Sul piano pastorale, come sta evolvendo il cammino sinodale voluto dal Papa nella nostra Diocesi?
“In Diocesi di Chiavari, il cammino sinodale procede a vari livelli: non mancano le fatiche e le resistenze, ma ci sono anche incoraggianti segnali di convinta accoglienza di tale cammino che considero un dono dello Spirito e di cui non ringrazieremo mai a sufficienza papa Francesco. Tra i segnali positivi mi piace ricordare: il servizio di ascolto che sta svolgendo l’Equipe sinodale, gli incontri sul tema in questione praticati in alcune Parrocchie, la nascita e lo strepitoso successo della Scuola di formazione teologica ‘Mater Ecclesiae’, il rinnovamento della Pastorale della famiglia con la proposta di concreti cammini di accompagnamento, discernimento e integrazione”.
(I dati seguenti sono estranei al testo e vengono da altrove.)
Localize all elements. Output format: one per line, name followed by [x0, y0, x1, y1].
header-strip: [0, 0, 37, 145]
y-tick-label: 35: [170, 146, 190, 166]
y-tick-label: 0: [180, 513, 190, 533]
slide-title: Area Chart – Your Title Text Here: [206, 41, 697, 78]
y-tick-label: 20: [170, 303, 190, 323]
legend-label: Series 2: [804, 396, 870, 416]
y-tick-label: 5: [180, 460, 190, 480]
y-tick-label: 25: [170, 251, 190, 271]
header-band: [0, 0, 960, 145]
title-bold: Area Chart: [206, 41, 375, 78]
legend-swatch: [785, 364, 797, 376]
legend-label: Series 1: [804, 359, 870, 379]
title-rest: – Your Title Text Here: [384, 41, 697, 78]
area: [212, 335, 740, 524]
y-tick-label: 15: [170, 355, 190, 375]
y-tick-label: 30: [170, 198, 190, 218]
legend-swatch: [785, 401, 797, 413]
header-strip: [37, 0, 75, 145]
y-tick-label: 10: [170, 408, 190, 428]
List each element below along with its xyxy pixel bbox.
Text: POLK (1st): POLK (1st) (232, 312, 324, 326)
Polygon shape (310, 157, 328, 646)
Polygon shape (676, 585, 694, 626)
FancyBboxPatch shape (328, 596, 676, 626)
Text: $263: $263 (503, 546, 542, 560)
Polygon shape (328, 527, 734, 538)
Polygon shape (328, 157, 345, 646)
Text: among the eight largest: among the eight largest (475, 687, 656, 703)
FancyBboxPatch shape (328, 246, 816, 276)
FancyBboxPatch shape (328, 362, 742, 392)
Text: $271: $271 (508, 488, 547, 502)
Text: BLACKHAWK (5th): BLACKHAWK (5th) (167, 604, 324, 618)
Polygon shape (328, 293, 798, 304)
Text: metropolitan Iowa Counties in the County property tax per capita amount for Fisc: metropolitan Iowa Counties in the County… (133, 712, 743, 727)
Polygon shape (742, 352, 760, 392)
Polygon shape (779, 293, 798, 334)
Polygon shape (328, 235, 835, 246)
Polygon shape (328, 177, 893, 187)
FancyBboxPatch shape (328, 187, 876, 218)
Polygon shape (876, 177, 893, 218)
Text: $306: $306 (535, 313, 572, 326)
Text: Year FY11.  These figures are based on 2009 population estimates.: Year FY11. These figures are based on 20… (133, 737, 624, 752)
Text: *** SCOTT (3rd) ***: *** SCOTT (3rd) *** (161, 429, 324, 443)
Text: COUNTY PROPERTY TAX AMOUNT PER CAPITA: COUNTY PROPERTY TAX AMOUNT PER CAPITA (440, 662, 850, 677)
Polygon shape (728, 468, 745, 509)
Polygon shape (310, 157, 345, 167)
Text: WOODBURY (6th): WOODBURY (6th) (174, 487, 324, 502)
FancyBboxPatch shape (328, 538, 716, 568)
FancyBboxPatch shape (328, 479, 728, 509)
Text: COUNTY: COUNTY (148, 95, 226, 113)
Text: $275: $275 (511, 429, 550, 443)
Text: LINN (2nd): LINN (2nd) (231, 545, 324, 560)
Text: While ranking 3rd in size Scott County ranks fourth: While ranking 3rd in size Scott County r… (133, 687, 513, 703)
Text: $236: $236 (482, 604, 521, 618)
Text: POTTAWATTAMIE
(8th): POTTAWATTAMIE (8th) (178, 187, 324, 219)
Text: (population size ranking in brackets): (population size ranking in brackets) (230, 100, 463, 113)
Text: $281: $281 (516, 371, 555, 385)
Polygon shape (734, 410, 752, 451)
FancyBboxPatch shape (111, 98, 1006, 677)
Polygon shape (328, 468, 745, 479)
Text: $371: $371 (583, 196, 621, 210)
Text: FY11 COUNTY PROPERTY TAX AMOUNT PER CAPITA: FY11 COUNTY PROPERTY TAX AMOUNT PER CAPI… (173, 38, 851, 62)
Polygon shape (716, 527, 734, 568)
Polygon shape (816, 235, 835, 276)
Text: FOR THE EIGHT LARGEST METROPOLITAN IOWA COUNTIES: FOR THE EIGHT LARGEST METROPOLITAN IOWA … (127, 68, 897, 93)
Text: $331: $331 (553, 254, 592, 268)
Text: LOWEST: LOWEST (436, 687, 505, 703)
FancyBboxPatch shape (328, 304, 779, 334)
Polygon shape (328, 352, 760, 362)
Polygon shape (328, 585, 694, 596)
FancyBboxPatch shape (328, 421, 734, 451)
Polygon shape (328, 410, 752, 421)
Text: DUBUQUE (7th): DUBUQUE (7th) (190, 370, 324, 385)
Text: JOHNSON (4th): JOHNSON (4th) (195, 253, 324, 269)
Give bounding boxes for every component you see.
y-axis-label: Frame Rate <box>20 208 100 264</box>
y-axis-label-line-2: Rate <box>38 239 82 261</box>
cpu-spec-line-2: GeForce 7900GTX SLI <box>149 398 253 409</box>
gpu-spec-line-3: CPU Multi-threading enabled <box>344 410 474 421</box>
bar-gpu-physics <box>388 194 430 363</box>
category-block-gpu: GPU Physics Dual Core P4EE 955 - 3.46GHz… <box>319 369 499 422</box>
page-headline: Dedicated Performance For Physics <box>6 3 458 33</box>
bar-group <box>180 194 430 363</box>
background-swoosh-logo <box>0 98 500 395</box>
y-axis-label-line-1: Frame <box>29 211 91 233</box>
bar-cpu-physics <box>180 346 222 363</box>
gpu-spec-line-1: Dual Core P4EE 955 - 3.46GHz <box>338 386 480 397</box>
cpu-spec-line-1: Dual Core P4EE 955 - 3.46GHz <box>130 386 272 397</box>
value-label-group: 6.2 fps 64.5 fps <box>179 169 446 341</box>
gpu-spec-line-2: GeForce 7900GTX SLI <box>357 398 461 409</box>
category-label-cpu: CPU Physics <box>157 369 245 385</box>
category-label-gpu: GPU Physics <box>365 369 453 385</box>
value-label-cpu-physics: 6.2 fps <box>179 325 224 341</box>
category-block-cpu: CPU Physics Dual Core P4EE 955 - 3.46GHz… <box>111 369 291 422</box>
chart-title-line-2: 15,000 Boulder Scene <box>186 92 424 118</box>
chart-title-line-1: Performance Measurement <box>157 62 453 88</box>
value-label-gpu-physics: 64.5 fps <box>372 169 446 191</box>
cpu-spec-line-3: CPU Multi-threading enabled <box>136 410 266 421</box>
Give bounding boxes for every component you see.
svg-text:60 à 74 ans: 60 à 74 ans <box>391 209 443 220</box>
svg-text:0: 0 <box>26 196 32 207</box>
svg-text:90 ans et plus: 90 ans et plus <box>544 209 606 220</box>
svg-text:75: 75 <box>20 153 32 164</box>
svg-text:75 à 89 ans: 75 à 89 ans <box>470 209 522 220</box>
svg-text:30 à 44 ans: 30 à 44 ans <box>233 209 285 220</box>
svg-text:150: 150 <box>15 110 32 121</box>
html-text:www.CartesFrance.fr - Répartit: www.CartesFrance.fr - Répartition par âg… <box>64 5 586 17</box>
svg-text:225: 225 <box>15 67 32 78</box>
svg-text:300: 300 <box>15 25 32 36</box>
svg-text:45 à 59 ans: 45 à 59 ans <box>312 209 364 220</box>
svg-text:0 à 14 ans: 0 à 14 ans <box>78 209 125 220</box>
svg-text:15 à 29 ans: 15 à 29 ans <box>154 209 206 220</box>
Sappiamo che la Diocesi con la rete della Caritas si prodiga ogni giorno nell’aiutare le famiglie in difficoltà, un impegno profuso anche da volontari, operatori sociali e singole associazioni. Qual è la situazione e cosa servirebbe ancora?
“La Caritas diocesana con il dormitorio, le mense per i poveri e i centri di ascolto dislocati sul territorio, il Consultorio familiare, i Centri di aiuto alla vita e tante altre realtà caritative ecclesiali svolgono un’opera tanto discreta quanto preziosa in un tempo segnato dall’aumento delle povertà e dei disagi di vario genere. Mettersi in ascolto e rispondere positivamente e generosamente alle richieste di aiuto concreto e di collaborazione che provengono da questi volti belli della Chiesa consentiranno di vivere esperienze di fraternità che danno senso alla vita e quindi restituiscono gioia”.
‘Piazza Levante’ compie cinque anni. Ogni settimana ci sforziamo di mettere in campo professionalità, impegno, dedizione e trasparenza. Crediamo che il buon giornalismo abbia ancora un grande valore. Il suo rapporto con i media?
“Per quanto riguarda il mio rapporto con i media, direi che permangono ampi margini di miglioramento. A ‘Piazza Levante’ auguro di essere sempre a servizio della verità dei fatti (lo so: è una questione complessa!) e della crescita del bene comune. Buon cammino!”.